Roadmapping our finances is a great way to work on goals and maybe also even to get clearer about what our goals should be. If anyone’s stuck in a rut and not sure what specific goals they should make, or what *specifically* they want to do with their life, they can start planning and keeping track of their finances. It’s a simple and practical step to start with, and it will help you get clearer on where you actually are today. Great way to get ideas on where you’d like to be in another year, 2 yrs, etc.

Kevin September 8, 2009 at 8:50 pm

Exactly. Tracking your finances solves part of the “knowing where you are” portion of the equation. Thanks for stopping by.

Garry - thisimprovedlife September 7, 2009 at 1:50 pm

Great points. I find it important to self-assess my lifes goals every 6 months as nothing stays the same forever and priorities can change. Especially in this financial climate.

Kevin September 8, 2009 at 8:56 pm

Yea… our goals are constantly moving. But even when they don’t change it is good to sit down and go over them just to make sure.
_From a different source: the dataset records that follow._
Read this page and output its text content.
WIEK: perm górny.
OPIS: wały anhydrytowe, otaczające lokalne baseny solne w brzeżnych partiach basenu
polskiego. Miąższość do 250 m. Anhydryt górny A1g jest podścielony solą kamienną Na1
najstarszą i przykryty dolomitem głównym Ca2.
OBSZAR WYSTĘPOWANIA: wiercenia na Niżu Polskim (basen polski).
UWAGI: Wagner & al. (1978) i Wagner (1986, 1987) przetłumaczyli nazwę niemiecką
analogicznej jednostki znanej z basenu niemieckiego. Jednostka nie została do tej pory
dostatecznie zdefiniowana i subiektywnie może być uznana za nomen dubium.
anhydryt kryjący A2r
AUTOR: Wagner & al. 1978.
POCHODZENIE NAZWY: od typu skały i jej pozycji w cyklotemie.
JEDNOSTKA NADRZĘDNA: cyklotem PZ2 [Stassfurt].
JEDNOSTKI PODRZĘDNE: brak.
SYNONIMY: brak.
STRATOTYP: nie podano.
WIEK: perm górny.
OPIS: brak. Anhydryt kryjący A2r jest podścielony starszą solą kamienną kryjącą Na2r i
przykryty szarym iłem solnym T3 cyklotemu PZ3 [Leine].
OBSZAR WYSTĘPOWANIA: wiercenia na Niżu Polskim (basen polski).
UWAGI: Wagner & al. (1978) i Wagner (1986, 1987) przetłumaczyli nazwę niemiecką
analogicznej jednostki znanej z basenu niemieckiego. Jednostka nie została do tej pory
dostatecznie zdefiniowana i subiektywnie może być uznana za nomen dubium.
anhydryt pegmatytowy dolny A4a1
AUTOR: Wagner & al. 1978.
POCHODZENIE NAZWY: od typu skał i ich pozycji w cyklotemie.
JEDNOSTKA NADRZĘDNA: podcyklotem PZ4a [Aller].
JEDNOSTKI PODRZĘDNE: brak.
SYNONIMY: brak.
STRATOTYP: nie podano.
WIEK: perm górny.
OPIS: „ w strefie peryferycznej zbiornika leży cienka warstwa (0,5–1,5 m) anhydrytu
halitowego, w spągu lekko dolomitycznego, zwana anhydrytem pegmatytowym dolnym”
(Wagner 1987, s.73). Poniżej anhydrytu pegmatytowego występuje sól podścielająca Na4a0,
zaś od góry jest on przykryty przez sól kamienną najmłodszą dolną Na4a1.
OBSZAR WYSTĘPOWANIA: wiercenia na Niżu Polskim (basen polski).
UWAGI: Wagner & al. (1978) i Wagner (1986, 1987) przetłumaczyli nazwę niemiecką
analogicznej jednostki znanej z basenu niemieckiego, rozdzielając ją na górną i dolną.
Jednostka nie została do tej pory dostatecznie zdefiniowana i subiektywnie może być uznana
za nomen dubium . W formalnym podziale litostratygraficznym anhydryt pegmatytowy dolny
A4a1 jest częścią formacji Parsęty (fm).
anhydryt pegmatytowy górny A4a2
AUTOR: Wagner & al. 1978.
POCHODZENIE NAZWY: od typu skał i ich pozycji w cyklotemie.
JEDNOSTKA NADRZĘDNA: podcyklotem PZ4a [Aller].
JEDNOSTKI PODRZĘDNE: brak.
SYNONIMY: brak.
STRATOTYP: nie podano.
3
dawn September 8, 2009 at 2:40 pm

“Paying for value while sacrificing things you don’t truly value…”

An important point. What is valuable to one, of course, may lack value to another, but being thrifty or an profligate spender doesn’t have to be an all or nothing thing.

I’m happy to curtail spending on dining out, clothing and other non-essentials so i can update/renovate my house, something I enjoy and which gives me lasting satisfaction.

Kevin September 8, 2009 at 8:58 pm

Very true. I may value some things that others do not. I plan to write on this more in the future.

Janie Out of Debt September 9, 2009 at 8:37 pm

I ask myself that question often: “Why am I working?”
a. To pay my bills
b. For freedom one day from work (I pay myself first!)

Best wishes,


Kevin September 11, 2009 at 10:36 pm

That’s the key… knowing where you are going.

What would be even better… wanting to work because you were doing something you love…!

Janie Out of Debt September 12, 2009 at 2:59 am

Thanks for the reply. I am glad that I found your blog! Have a nice weekend.